Already the Circle had stirred enthusiasts to the point of presenting prizes.Sir William Noble offered Aberdeen Education Authority a prize for the recitation and composition of works in Scots and endowed a £10 prize for Aberdeen University for a poem in the Vernacular. Mr. L.G. Sloan gave £500 - £250 to found a prize at St. Andrews University and £250 for a similar prize at Edinburgh University, while Colonel Walter Scott of New York sent 1000 dollars for a prize at Glasgow University. By this time Vernacular enthusiasm knew no bounds and Mr. Will was authorised to circularise all Scottish organisations throughout the world in support of the movement, while Professor Craigie in the course of a world tour addressed Scottish gatherings on behalf of the movement for the preservation of the language. The Club at this time, as in earlier years, was fortunate in having influential contacts with the Press and Printing world so that it was possible for Mr. L.G. Sloan to offer once again to print and circulate the speeches of the Festival Dinner, while Mr. William Will designed and presented to the Club a new and most artistic letter heading which remained in use for some fifty years thereafter.

In 1901 there had been formed in London another Burns Club, named the London Burns Club (Scots), the membership of which was restricted to gentlemen of Scottish Nationality by direct male descent. From 1910 onwards many attempts had been made to amalgamate the two clubs including particularly strong one in 1917, when Sir Harry Lauder added his voice to the call for unity and presided over a meeting attended by six representatives from each club. All these attempts failed on the same question - the nationality of the members. Success was finally achieved in 1921 when it was agreed that the name of the united club should be “The Burns Club of London” (Incorporating the London Robert Burns Club, No. 1, and the Burns Club (Scots)), and that as regard nationality the rule of the London Robert Burns Club was to be accepted - membership open to all admirers of the poetry and genius of Robert Burns, without reference to nationality.

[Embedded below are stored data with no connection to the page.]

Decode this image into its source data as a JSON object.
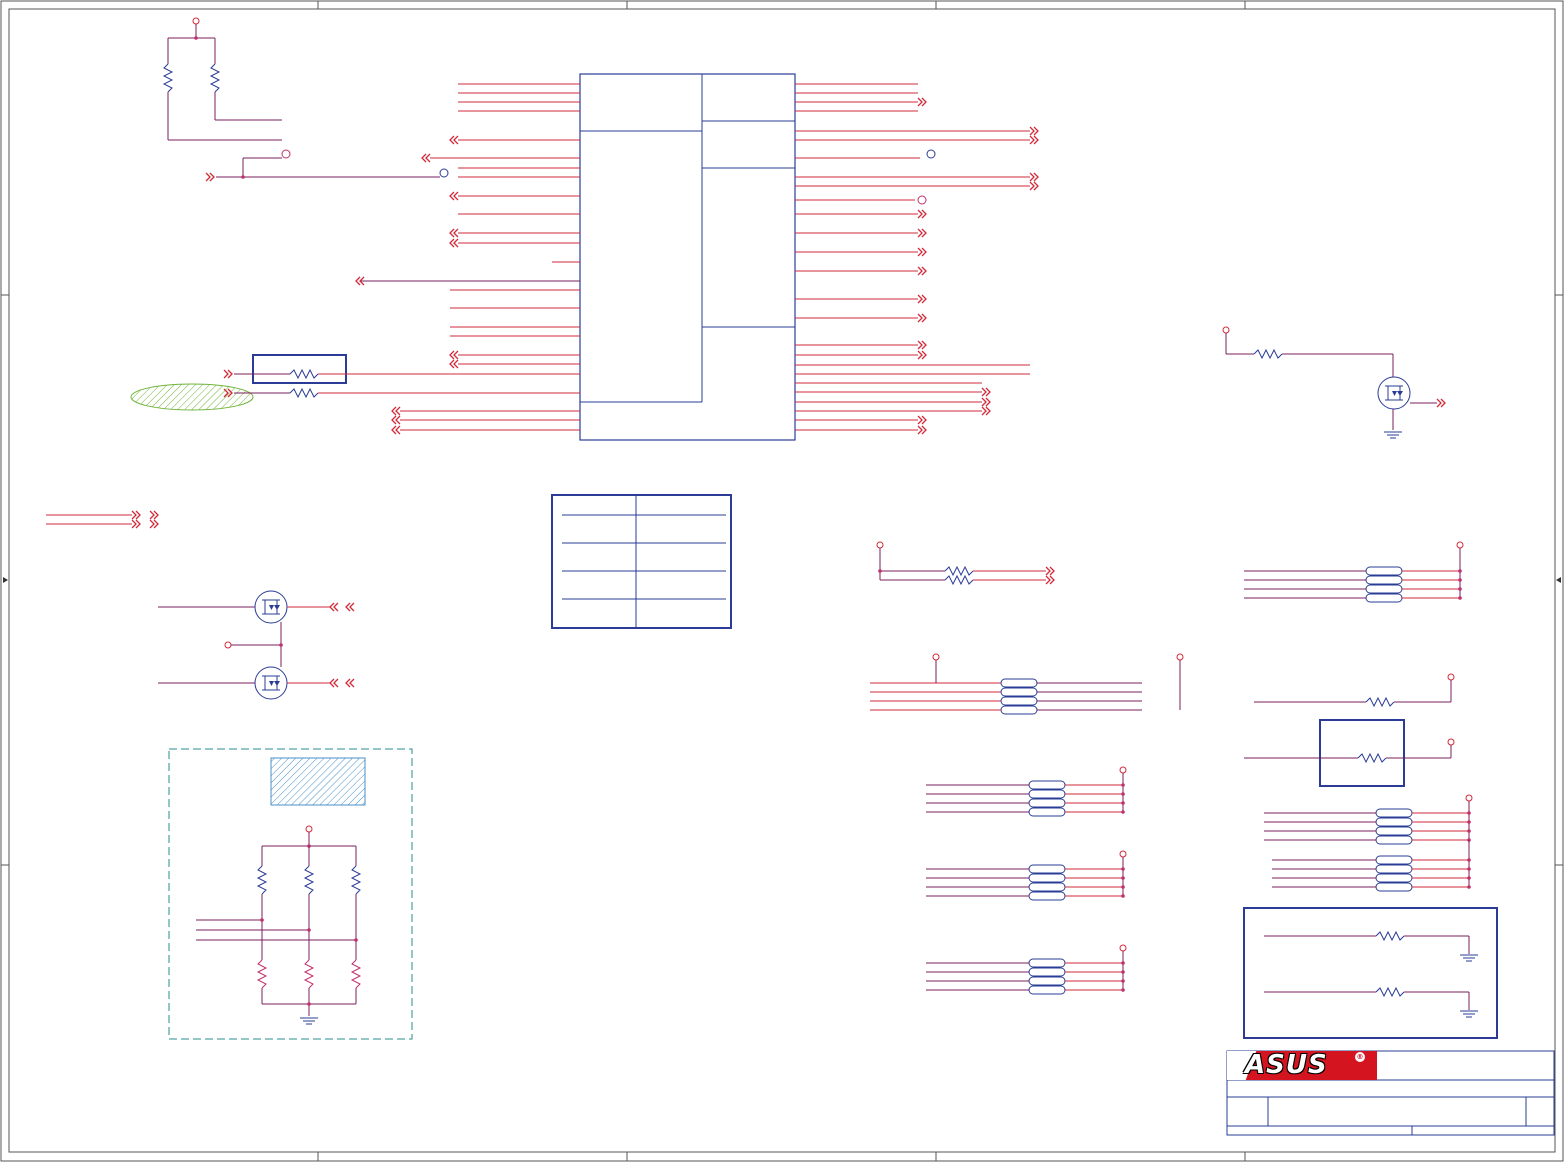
{
  "title_block": {
    "logo_text": "ASUS",
    "registered_mark": "®"
  },
  "colors": {
    "border": "#555555",
    "wire_red": "#d12a3a",
    "net_purple": "#7a1f5e",
    "component_blue": "#2a3c96",
    "junction": "#c0306a",
    "keepout_green": "#6fb53a",
    "hatch_blue": "#4a90c8",
    "dashed_box": "#2a8c8c",
    "brand_red": "#d4141e"
  },
  "icons": {
    "resistor": "resistor-icon",
    "mosfet": "mosfet-icon",
    "ground": "ground-icon",
    "power_flag": "power-flag-icon",
    "offpage_connector": "offpage-connector-icon",
    "resistor_pack": "resistor-pack-icon"
  }
}
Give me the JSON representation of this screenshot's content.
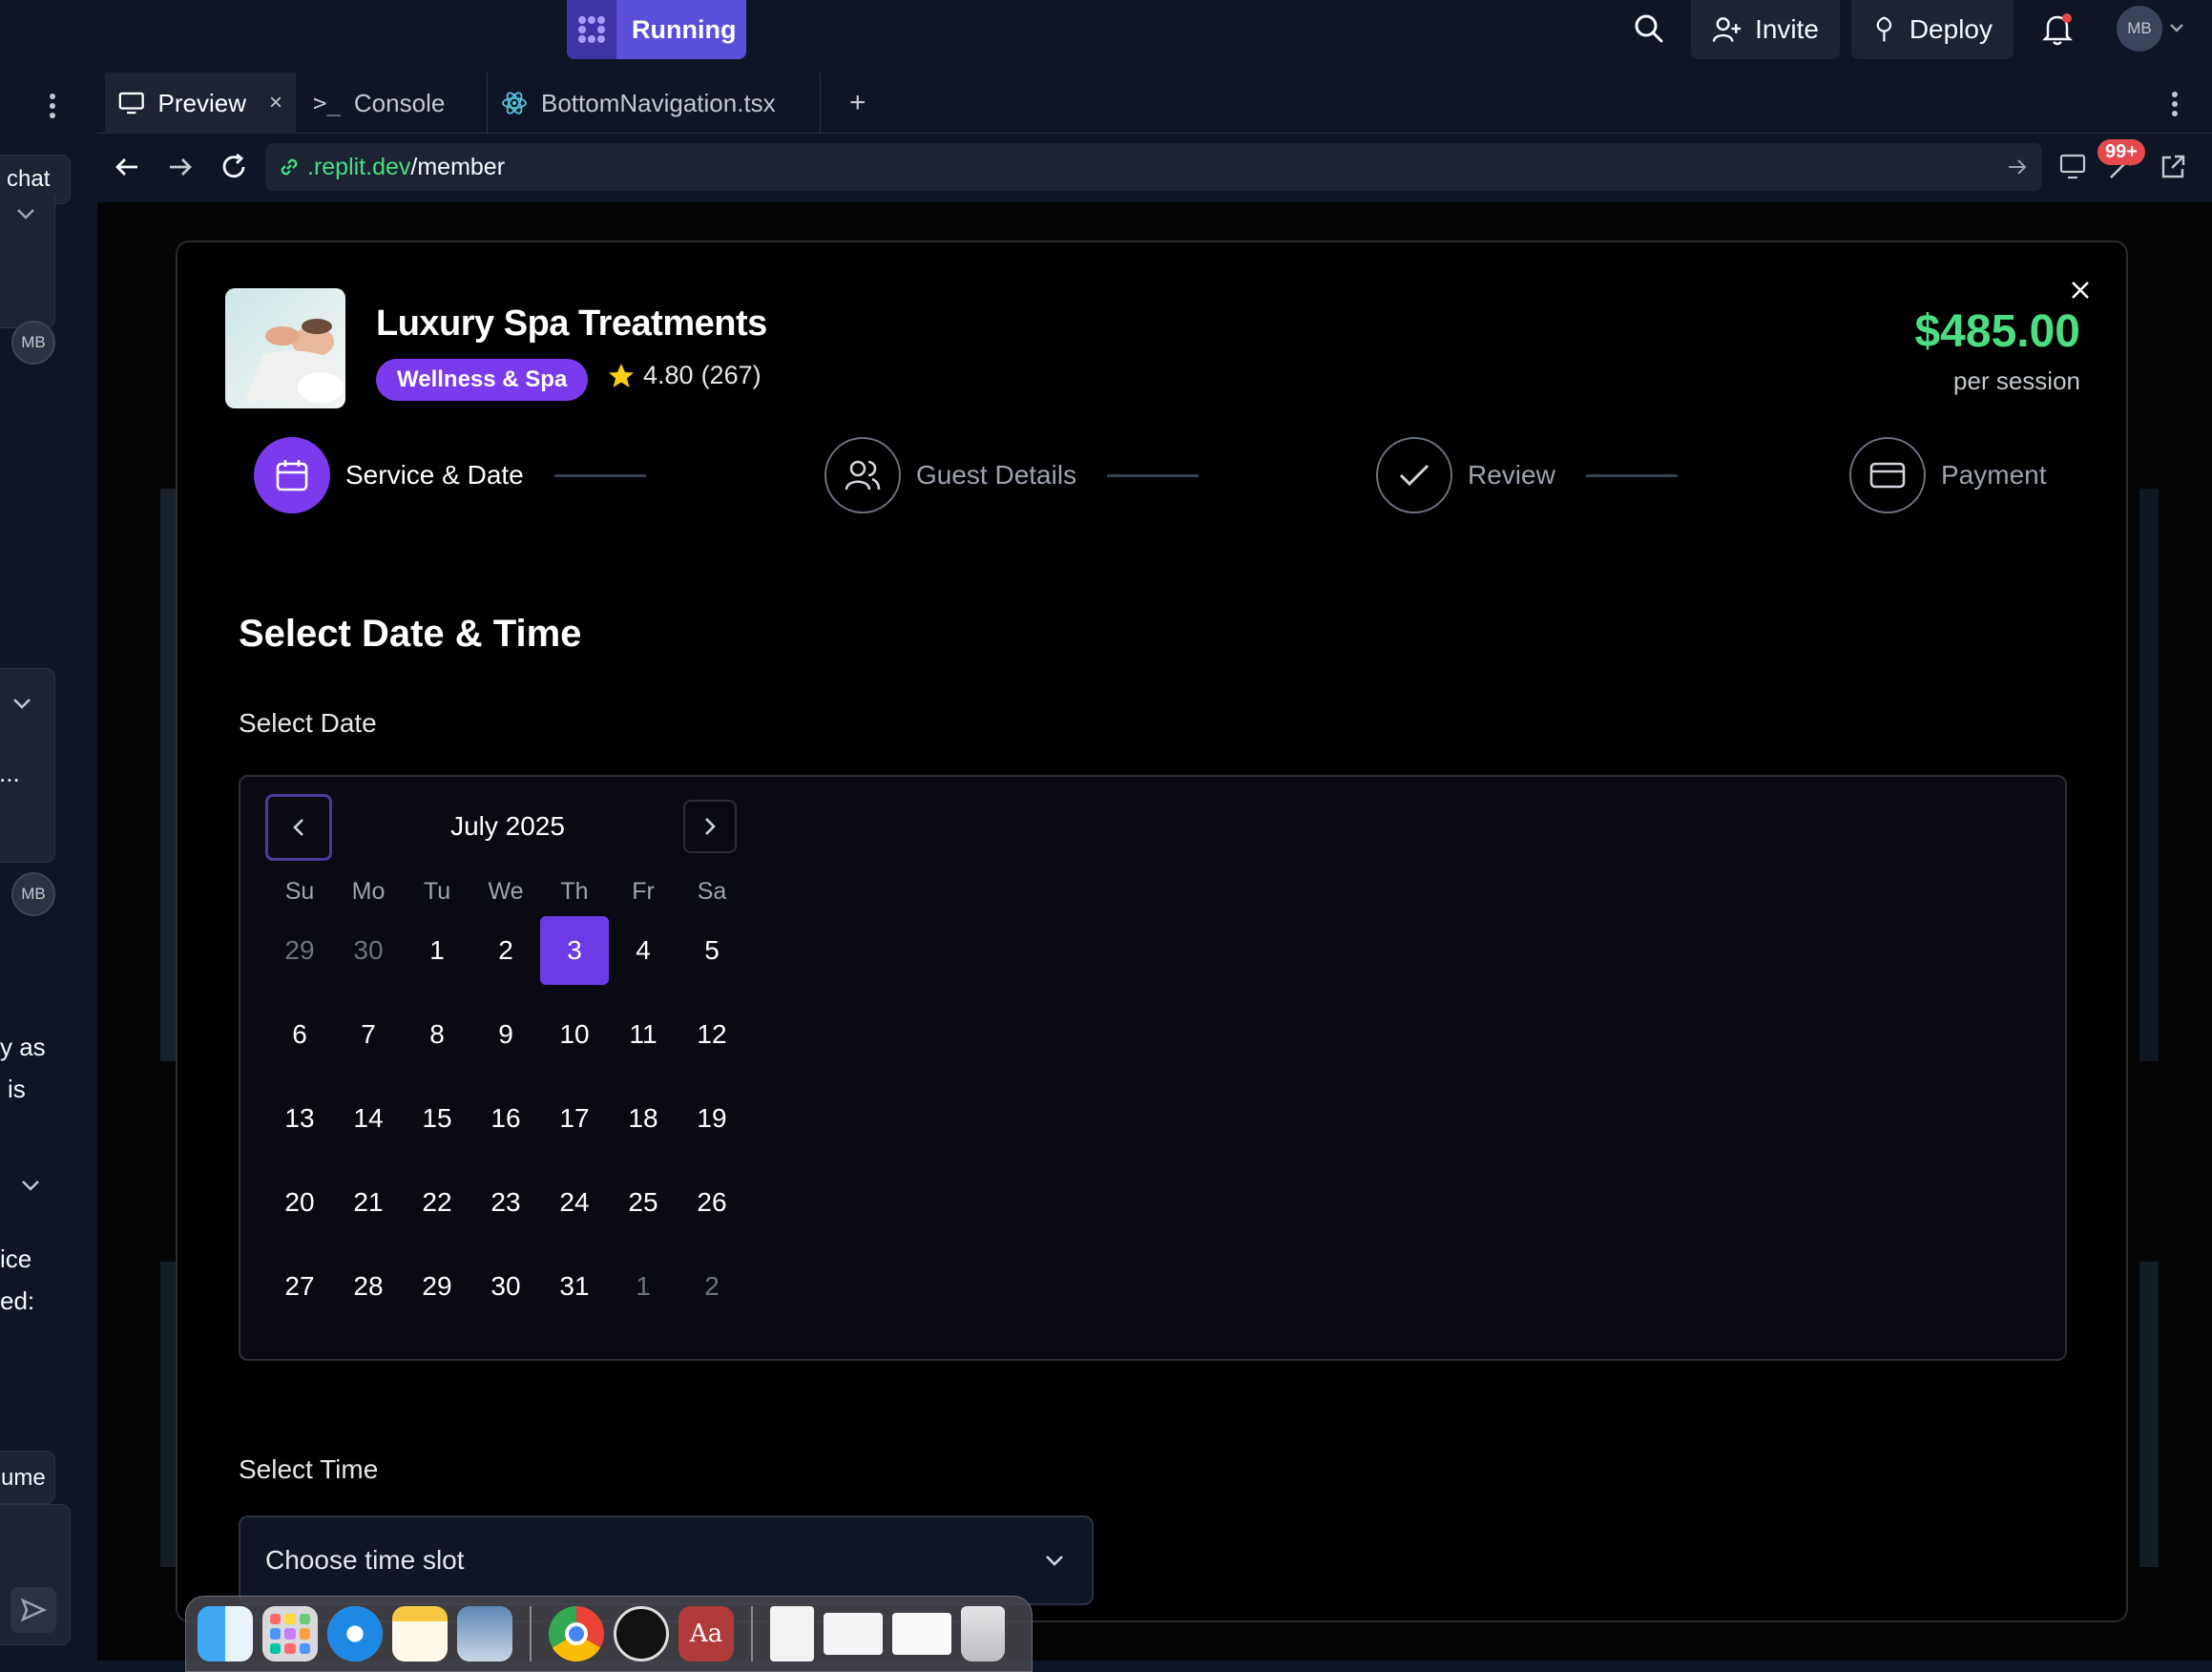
{
  "topbar": {
    "run_label": "Running",
    "invite_label": "Invite",
    "deploy_label": "Deploy",
    "avatar_initials": "MB"
  },
  "left_panel": {
    "chat_fragment": "chat",
    "ellipsis": "...",
    "avatar1": "MB",
    "avatar2": "MB",
    "text_line1": "y as",
    "text_line2": "is",
    "text_line3": "ice",
    "text_line4": "ed:",
    "resume_fragment": "ume"
  },
  "tabs": [
    {
      "label": "Preview"
    },
    {
      "label": "Console"
    },
    {
      "label": "BottomNavigation.tsx"
    }
  ],
  "url": {
    "domain": ".replit.dev",
    "path": "/member",
    "badge": "99+"
  },
  "modal": {
    "title": "Luxury Spa Treatments",
    "category": "Wellness & Spa",
    "rating": "4.80",
    "reviews": "(267)",
    "price": "$485.00",
    "price_unit": "per session",
    "steps": [
      {
        "label": "Service & Date"
      },
      {
        "label": "Guest Details"
      },
      {
        "label": "Review"
      },
      {
        "label": "Payment"
      }
    ],
    "section_title": "Select Date & Time",
    "date_label": "Select Date",
    "time_label": "Select Time",
    "time_placeholder": "Choose time slot"
  },
  "calendar": {
    "month": "July 2025",
    "weekdays": [
      "Su",
      "Mo",
      "Tu",
      "We",
      "Th",
      "Fr",
      "Sa"
    ],
    "weeks": [
      [
        "29",
        "30",
        "1",
        "2",
        "3",
        "4",
        "5"
      ],
      [
        "6",
        "7",
        "8",
        "9",
        "10",
        "11",
        "12"
      ],
      [
        "13",
        "14",
        "15",
        "16",
        "17",
        "18",
        "19"
      ],
      [
        "20",
        "21",
        "22",
        "23",
        "24",
        "25",
        "26"
      ],
      [
        "27",
        "28",
        "29",
        "30",
        "31",
        "1",
        "2"
      ]
    ],
    "selected": "3",
    "accent": "#6d3be6"
  },
  "colors": {
    "accent_purple": "#7c3aed",
    "price_green": "#4ade80",
    "run_button": "#5a4fd9"
  }
}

The formation of the Vernacular Circle in London had inspired clubs in Scotland to follow suit and the Burns Federation was persuaded to take a greater interest in the study and use of the Scottish Vernacular and in offering prizes for competitions held in the schools. William Will could ultimately claim that the Scottish Education Department had been induced to include one question on vernacular literature in the English paper of the Scottish Higher Leaving Certificate. Sad to relate, there were periods when no entries were received for the University prizes and on at least one occasion Professor Herbert Grierson of Edinburgh reported that none of the entries was worthy of a prize. Meanwhile the London Vernacular Circle, now strengthened by the merger of the two former clubs, continued to flourish and published in book form four of the early lectures. The social circle of whist drives, balls, conversaziones, fancy dress balls and picnics have all gone but the Vernacular Circle, meeting on the second Monday of each month in the winter, remains the vital element. It would be well to remember Mr. Will’s principal object - the consideration and adoption of methods for the preservation of the oral and literary language of Lowland Scotland.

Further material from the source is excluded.